When Dean Smith and Kjell Modéer asked me to participate in this celebration I said yes without hesitation. This is only my second visit to Suffolk Law School, the first was in the late 1970s, many years before most people in this audience were born. The school had assembled a stellar crew of lawyers to speak on appellate advocacy. Not yet a judge, I had been actively engaged in that form of advocacy as one of the ACLU's General Counsel and co-founder of the Union's Women's Rights Project. For the conference at Suffolk, I stepped back to think and write about what I strived to accomplish in briefs and oral argument. I recycled that talk many times for CLE programs during my years on the D.C. Circuit.

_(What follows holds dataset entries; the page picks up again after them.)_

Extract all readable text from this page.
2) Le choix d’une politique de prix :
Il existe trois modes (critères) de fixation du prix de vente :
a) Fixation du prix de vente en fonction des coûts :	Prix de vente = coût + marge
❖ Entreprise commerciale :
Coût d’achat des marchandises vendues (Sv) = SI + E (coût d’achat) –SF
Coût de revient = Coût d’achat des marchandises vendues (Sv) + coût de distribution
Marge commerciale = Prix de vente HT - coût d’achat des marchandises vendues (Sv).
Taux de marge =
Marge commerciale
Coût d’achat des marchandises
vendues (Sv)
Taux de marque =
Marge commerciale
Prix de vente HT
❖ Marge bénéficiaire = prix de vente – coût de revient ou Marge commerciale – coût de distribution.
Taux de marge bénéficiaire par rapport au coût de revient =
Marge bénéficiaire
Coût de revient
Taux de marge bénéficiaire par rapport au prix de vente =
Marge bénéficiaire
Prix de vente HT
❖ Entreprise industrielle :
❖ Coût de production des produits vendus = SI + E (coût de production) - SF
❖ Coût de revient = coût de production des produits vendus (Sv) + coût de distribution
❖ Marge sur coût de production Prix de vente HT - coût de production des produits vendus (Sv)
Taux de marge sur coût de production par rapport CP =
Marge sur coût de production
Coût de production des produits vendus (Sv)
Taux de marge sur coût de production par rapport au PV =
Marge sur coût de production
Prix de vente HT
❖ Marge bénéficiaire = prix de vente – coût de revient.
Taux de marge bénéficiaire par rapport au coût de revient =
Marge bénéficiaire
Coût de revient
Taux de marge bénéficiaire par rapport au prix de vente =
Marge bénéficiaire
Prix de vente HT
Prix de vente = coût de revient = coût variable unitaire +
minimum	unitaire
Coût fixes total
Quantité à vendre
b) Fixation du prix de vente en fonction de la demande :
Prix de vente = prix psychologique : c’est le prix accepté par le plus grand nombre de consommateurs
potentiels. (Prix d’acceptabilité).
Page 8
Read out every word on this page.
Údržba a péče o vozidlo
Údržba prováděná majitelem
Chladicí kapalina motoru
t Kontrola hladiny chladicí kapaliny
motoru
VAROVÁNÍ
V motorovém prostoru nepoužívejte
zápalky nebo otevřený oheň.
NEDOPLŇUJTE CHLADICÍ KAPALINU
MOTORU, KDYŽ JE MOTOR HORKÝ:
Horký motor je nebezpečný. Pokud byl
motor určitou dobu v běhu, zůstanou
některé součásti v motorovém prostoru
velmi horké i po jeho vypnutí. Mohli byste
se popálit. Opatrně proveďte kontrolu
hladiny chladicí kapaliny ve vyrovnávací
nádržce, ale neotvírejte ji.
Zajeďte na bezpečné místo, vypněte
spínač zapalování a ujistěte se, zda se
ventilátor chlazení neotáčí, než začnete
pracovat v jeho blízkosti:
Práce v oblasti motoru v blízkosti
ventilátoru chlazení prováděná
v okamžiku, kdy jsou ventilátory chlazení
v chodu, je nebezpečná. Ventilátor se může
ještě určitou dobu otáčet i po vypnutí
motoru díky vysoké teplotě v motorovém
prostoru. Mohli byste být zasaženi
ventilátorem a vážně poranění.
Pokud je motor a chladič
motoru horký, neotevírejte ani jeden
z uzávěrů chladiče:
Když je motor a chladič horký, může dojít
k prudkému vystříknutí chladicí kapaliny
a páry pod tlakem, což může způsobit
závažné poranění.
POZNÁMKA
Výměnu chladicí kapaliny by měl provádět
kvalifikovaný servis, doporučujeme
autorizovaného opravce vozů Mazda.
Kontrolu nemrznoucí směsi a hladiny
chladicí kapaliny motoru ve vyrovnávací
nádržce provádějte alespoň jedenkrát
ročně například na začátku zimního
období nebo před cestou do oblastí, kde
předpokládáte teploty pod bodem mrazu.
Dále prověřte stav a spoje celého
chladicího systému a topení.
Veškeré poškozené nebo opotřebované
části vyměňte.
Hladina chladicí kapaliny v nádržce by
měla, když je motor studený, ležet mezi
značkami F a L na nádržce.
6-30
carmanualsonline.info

My affiliation with Lund University has deeper roots. I spent several months in Sweden in 1962 and 1963, attempting to learn about, and then convey to a common-law bar and bench, the main lines of Sweden's judicial system. My base was Lund, where my co-author, Anders Bruzelius, lived and served as a city court judge. In those years I came to appreciate the value of a comparative perspective on the law. An unexpected dividend. Studying about and observing another legal system in operation, I came to understand more completely the United States system in which I was schooled. I became a better teacher of procedure and a better judge, too, I believe, as a result of the experience.

The good job I now hold attracts honors and honorary degrees by the score. But no honor I have ever received has pleased me more than the honorary degree Lund University awarded to me and my co-author in 1969. I was given a tall pleated hat with a brass buckle at that promotion ceremony, and a finely crafted gold ring. The hat accounts for my popularity as a graduation speaker, and the ring is the only ring I have worn constantly from that day to this.

The topic of this conference is legal education as it has developed here and abroad. Before we begin our conversation I thought it appropriate to comment briefly on contributions of two kinds law faculties are equipped to make to the health and welfare of our legal system.

My first observation concerns the aid academicians can give to judges. As a judge now for some 26 years, I appreciate the importance of academic commentary. Our legal system gives judges considerable authority to shape the law through litigated cases. We entrust that large authority mainly to generalists, to jurists who cannot do their job well without help from specialists in the academy.

Benjamin Cardozo expressed the point best: "The Judge goes upon the Bench, and sees before him a list of names and numbers . . . . [O]ne case follows another. . . . More and more in such cases we are driven . . . to rely upon the work of a [legal scholar] . . . . It is not to be expected . . . that overnight and at the call of a single case we shall do the work . . . [scholars] have been doing in lifetimes of devoted and intensive effort."

At the Supreme Court in recent terms, the number of law professor amici briefs we have received has notably increased. I count that a good and useful development. Several of the best oral advocates appearing before the Court nowadays, I might add, are law teachers.

Faculty members can similarly inform lawmakers in legislative chambers and practioners of the law. And they can advance popular understanding and public dialogue through contributions to broadcast and print media.

My second observation concerns the public spirit law schools should strive to foster among law students. Law has been called a learned profession. That label will be undeserved if lawyers are trained simply to become skilled artisans, ready, willing, and able to earn fees for their craft.

Law and lawyers, one cannot avoid acknowledging, have fared rather badly in many a song and story. In grand opera, for example, lawyers are barely there. In Johann Strauss's Die Fledermaus, a lawyer has a bit part, but his assistance is so ineffective, he manages to get his client a few extra days in jail. The lawyer in Porgy and Bess ups the price to get Bess a divorce when she tells him she was never really married before.

Celebrated writers from Shakespeare to Sandburg have harbored a lingering distrust of the lawyers' trade. Charles Dickens, in Bleak House, put it this way:

The one great principle of the English law is to make business for itself. There is no other principle so distinctly, certainly, and consistently maintained through all its narrow turnings. Viewed by this light it becomes a coherent scheme and not the monstrous maze the laity are apt to think it. Let them but once clearly perceive that its grand principle is to make business for itself at their expense, and surely they will cease to grumble.

But the legal profession has among its practitioners brave men and women who strive to change that perception, jurists devoted to, and at work for, the public good - people who are the best of lawyers and judges, the most dedicated, the least selfish. Law faculties should seek to train lawyers fitting that description, young men and women who will regard the practice of law as a public calling.

It is time now to invite your questions. One ground rule: I cannot respond to a question aimed to uncover how the Court will rule in a pending case or might rule in a matter likely to come before the Court. That is the sum and substance of what some reporters dubbed "the Ginsburg rule" in recent confirmation hearings.